From the patient's point of view, the chances of rejection are less as compared to whole corneal transplantation as the PDEK graft has minimal PDL layer hence.11,12 Early visual rehabilitation is obtained (Fig 5) and the suture related complications are minimized. From the surgeon's point, PDEK graft is thicker than isolated DM graft and hence there is less intraoperative graft handling challenges like torn graft, tissue loss or ragged edges. Pneumatic dissection induced endothelial cell loss is also noted to be not higher than or in fact better than other endothelial keratoplasty.13 Since it is harvested from all age groups, the limitation of donor age is lessened. Minimal interface opacification, less refractive shift and reduced topographic changes are the extra benefits of PDEK.

==Complications==
Intraoperatively, bubble related problems can happen in early learning curve. This can be managed by proper positioning of needle and controlled intrabubble pressure. Postoperative graft detachment can happen in eyes with insufficient air or loss of air after surgery.1,6 If the graft is detached in the centre and there is significant cornea edema, immediate graft repositioning by air is performed in operating theatre under sterile precautions.

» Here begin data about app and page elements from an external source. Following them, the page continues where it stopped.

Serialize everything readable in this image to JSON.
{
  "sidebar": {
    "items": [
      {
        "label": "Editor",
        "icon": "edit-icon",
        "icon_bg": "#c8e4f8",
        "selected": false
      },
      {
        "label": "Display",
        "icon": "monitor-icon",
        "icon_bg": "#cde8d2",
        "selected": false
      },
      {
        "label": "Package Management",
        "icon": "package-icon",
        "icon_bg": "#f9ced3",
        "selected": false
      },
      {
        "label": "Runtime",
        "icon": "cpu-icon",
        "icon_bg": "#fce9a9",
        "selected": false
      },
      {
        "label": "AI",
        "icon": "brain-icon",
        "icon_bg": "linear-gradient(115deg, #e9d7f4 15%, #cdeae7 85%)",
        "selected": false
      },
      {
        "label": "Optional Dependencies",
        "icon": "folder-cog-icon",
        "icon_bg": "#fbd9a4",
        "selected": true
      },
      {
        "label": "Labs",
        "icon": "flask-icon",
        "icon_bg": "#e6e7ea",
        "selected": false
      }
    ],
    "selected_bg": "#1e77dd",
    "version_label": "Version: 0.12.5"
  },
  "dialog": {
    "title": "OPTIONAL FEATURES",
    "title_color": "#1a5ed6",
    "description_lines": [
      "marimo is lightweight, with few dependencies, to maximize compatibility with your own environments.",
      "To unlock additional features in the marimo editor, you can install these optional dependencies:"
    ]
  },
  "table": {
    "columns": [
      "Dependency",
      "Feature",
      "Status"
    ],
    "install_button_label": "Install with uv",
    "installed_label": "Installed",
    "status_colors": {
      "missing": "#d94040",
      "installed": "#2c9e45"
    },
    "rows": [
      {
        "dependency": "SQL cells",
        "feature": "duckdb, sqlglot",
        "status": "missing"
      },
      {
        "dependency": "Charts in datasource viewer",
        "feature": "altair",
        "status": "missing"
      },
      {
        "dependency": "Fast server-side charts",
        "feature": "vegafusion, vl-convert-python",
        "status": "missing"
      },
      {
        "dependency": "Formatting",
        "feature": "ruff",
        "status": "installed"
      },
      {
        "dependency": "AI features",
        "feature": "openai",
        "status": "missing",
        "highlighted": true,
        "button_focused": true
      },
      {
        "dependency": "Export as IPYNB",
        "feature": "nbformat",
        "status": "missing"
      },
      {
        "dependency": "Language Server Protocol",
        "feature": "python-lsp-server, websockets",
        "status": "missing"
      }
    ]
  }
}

==Postoperative outcomes==
In the last one and half year, many patients have been benefitted by PDEK surgery.1,6,7 Early visual recovery and less post operative inflammation is the main advantage. Young donor eyes seemed to have made a huge difference in the visual quality and functional outcome. There are additional research studies in progress to elucidate the regenerating capacity of the endothelial cells in vivo.